Mas é certo que Lula também teve realizações memoráveis, que irão inscrevê-lo no panteão dos grandes estadistas brasileiros.  No campo político Lula restabeleceu os laços históricos do Brasil com a América Latina e a África, avançou em programas estratégicos civis e militares, projetou o Brasil para o epicentro do tabuleiro geopolítico mundial e fortaleceu a democracia e o Estado. No campo econômico Lula transformou o Brasil em credor externo pela primeira vez em sua história, melhorou o ambiente de negócios, acumulou vasto superávit comercial, aumentou o valor real do salário mínimo, ampliou as exportações, conquistou novos mercados, aumentou as reservas internacionais líquidas, consolidou o pré-sal, viabilizou a realização de grandes eventos esportivos, diminuiu a inflação e quitou a vergonhosa dívida externa brasileira. Já no campo social Lula resgatou milhões da miséria, avançou nas políticas de proteção às minorias étnicas, legitimou a luta das mulheres, reconheceu as pautas LGBTs, diminuiu a bárbara desigualdade social, ampliou as oportunidades de ascensão socioeducacional e ampliou a rede federal de educação em todos os níveis. Mas sua principal conquista deu-se na dimensão humana. Lula semeou esperança onde só existia exaustão e sombras. Conferiu dignidade a populações historicamente marginalizadas e deu autoestima ao povo brasileiro. Essas e muitas outras são conquistas reais do governo Lula. Seu legado é claro: Lula mostrou que é possível mudar a intervenção do Estado na sociedade pela via do diálogo e da institucionalidade democrática, compatibilizando democracia, desenvolvimento econômico e justiça social. Por tudo isso, Lula não será perdoado.

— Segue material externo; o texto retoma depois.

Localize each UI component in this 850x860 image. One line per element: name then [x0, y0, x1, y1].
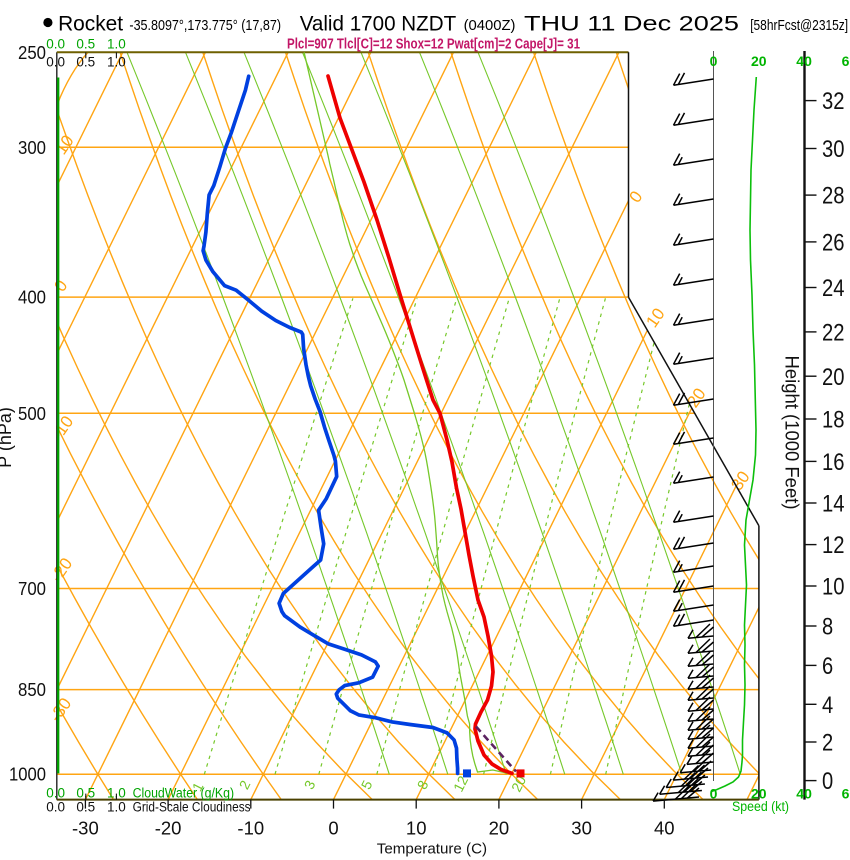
svg-text:20: 20: [751, 786, 767, 802]
svg-text:CloudWater (g/Kg): CloudWater (g/Kg): [133, 786, 235, 801]
svg-text:40: 40: [796, 786, 812, 802]
svg-text:0.0: 0.0: [46, 55, 65, 70]
svg-text:10: 10: [822, 574, 845, 601]
svg-text:Speed (kt): Speed (kt): [732, 799, 789, 814]
svg-text:300: 300: [18, 137, 46, 158]
svg-text:-10: -10: [237, 818, 264, 839]
svg-text:1.0: 1.0: [107, 37, 126, 52]
svg-text:6: 6: [822, 653, 833, 680]
svg-text:16: 16: [822, 449, 845, 476]
svg-text:0.5: 0.5: [76, 786, 95, 801]
svg-text:Plcl=907 Tlcl[C]=12 Shox=12 Pw: Plcl=907 Tlcl[C]=12 Shox=12 Pwat[cm]=2 C…: [287, 36, 580, 52]
svg-text:1.0: 1.0: [107, 800, 126, 815]
svg-text:[58hrFcst@2315z]: [58hrFcst@2315z]: [750, 17, 848, 34]
svg-text:14: 14: [822, 491, 845, 518]
svg-text:1.0: 1.0: [107, 786, 126, 801]
svg-text:22: 22: [822, 320, 845, 347]
svg-text:24: 24: [822, 275, 845, 302]
svg-text:0: 0: [822, 768, 833, 795]
svg-text:0.0: 0.0: [46, 37, 65, 52]
svg-text:1000: 1000: [9, 764, 46, 785]
svg-text:1.0: 1.0: [107, 55, 126, 70]
svg-text:26: 26: [822, 230, 845, 257]
svg-text:2: 2: [822, 730, 833, 757]
svg-text:30: 30: [822, 136, 845, 163]
svg-text:32: 32: [822, 88, 845, 115]
svg-text:0.0: 0.0: [46, 786, 65, 801]
svg-text:4: 4: [822, 692, 833, 719]
svg-text:0.5: 0.5: [76, 37, 95, 52]
svg-text:(0400Z): (0400Z): [464, 17, 516, 34]
svg-text:20: 20: [489, 818, 510, 839]
svg-text:28: 28: [822, 183, 845, 210]
svg-text:700: 700: [18, 578, 46, 599]
svg-text:Valid 1700 NZDT: Valid 1700 NZDT: [300, 13, 457, 36]
svg-text:30: 30: [571, 818, 592, 839]
svg-text:20: 20: [751, 53, 767, 69]
svg-text:10: 10: [406, 818, 427, 839]
svg-text:40: 40: [654, 818, 675, 839]
svg-text:Height (1000 Feet): Height (1000 Feet): [781, 356, 802, 510]
svg-text:THU 11 Dec 2025: THU 11 Dec 2025: [524, 12, 739, 36]
svg-text:40: 40: [796, 53, 812, 69]
svg-text:0.5: 0.5: [76, 800, 95, 815]
svg-text:400: 400: [18, 287, 46, 308]
svg-text:Rocket: Rocket: [58, 13, 123, 36]
svg-text:-30: -30: [72, 818, 99, 839]
svg-text:0.5: 0.5: [76, 55, 95, 70]
svg-text:60: 60: [842, 53, 850, 69]
svg-text:18: 18: [822, 407, 845, 434]
svg-text:60: 60: [842, 786, 850, 802]
svg-text:-20: -20: [155, 818, 182, 839]
svg-text:12: 12: [822, 532, 845, 559]
svg-text:0: 0: [710, 53, 718, 69]
svg-text:850: 850: [18, 679, 46, 700]
svg-text:250: 250: [18, 42, 46, 63]
svg-text:-35.8097°,173.775° (17,87): -35.8097°,173.775° (17,87): [129, 17, 281, 34]
svg-text:0.0: 0.0: [46, 800, 65, 815]
svg-text:0: 0: [710, 786, 718, 802]
svg-text:20: 20: [822, 364, 845, 391]
svg-text:500: 500: [18, 403, 46, 424]
svg-text:P (hPa): P (hPa): [0, 407, 15, 468]
svg-text:20: 20: [508, 773, 529, 794]
svg-text:Temperature (C): Temperature (C): [377, 841, 487, 858]
svg-text:12: 12: [450, 773, 471, 794]
svg-text:8: 8: [822, 614, 833, 641]
svg-text:0: 0: [328, 818, 338, 839]
svg-text:Grid-Scale Cloudiness: Grid-Scale Cloudiness: [133, 800, 251, 815]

Agora Lula está preso. Está preso porque não foi fiel às suas origens éticas e políticas. Está preso porque conferiu dignidade aos humildes. Está preso porque tentou conciliar as elites com o povo. Está preso porque não caiu na tentação do terceiro mandato quando tinha 87% de popularidade. Está preso porque não pediu asilo diplomático ou fugiu do país. Está preso porque (como Sócrates) escolheu submeter-se ao império do Estado. Lula está preso.

Lula também está preso porque lidera as pesquisas de intenção de votos para as eleições presidenciais de 2018. Da prisão, contudo, Lula ainda vê sua estrela brilhar. Recebe a solidariedade de inúmeros brasileiros. São populares, trabalhadores, líderes sindicais, ativistas sociais, intelectuais, artistas, eclesiásticos, juristas e toda sorte de cidadãos que se recusam a acreditar que o Brasil deve ser um país socialmente injusto, democraticamente inviável, politicamente instável, submisso aos interesses do capital transnacional e relegado à mera condição de exportador de commodities. Lula também recebe a solidariedade da comunidade internacional. Políticos, intelectuais, artistas chefes de estado e até ganhadores do prêmio Nobel volvem suas atenções para o ex-presidente. Diferente de ícones como Eduardo Cunha e Sérgio Cabral, Lula não está só.

O futuro penal e político de Lula é incerto. Com poucas chances de sustentar sua candidatura para 2018, o ex-presidente vive momentos de incertezas. Ao mesmo tempo em que novas denúncias agravam sua situação penal, podendo, certamente, trazer provas irrefutáveis de suas até aqui improvadas condutas criminosas, as pesquisas eleitorais sustentam a preferência popular pelo seu nome e lançam à sombra da ilegitimidade qualquer pleito que não tenha sua participação efetiva. Lula não pode nem deve estar acima da lei. Contudo, em um Brasil polarizado e irascível, no qual o medo agiganta-se sobre a esperança, deve elevar-se a máxima do filósofo franco-suíço Jean-Jacques Rousseau, para quem o povo pode errar muitas vezes, mas a ninguém é lícito errar pelo povo. Que venham as eleições e que Lula possa delas participar, para, enfim, ser julgado pelo juiz supremo das democracias: o povo. Afinal, vox populi, vox Dei!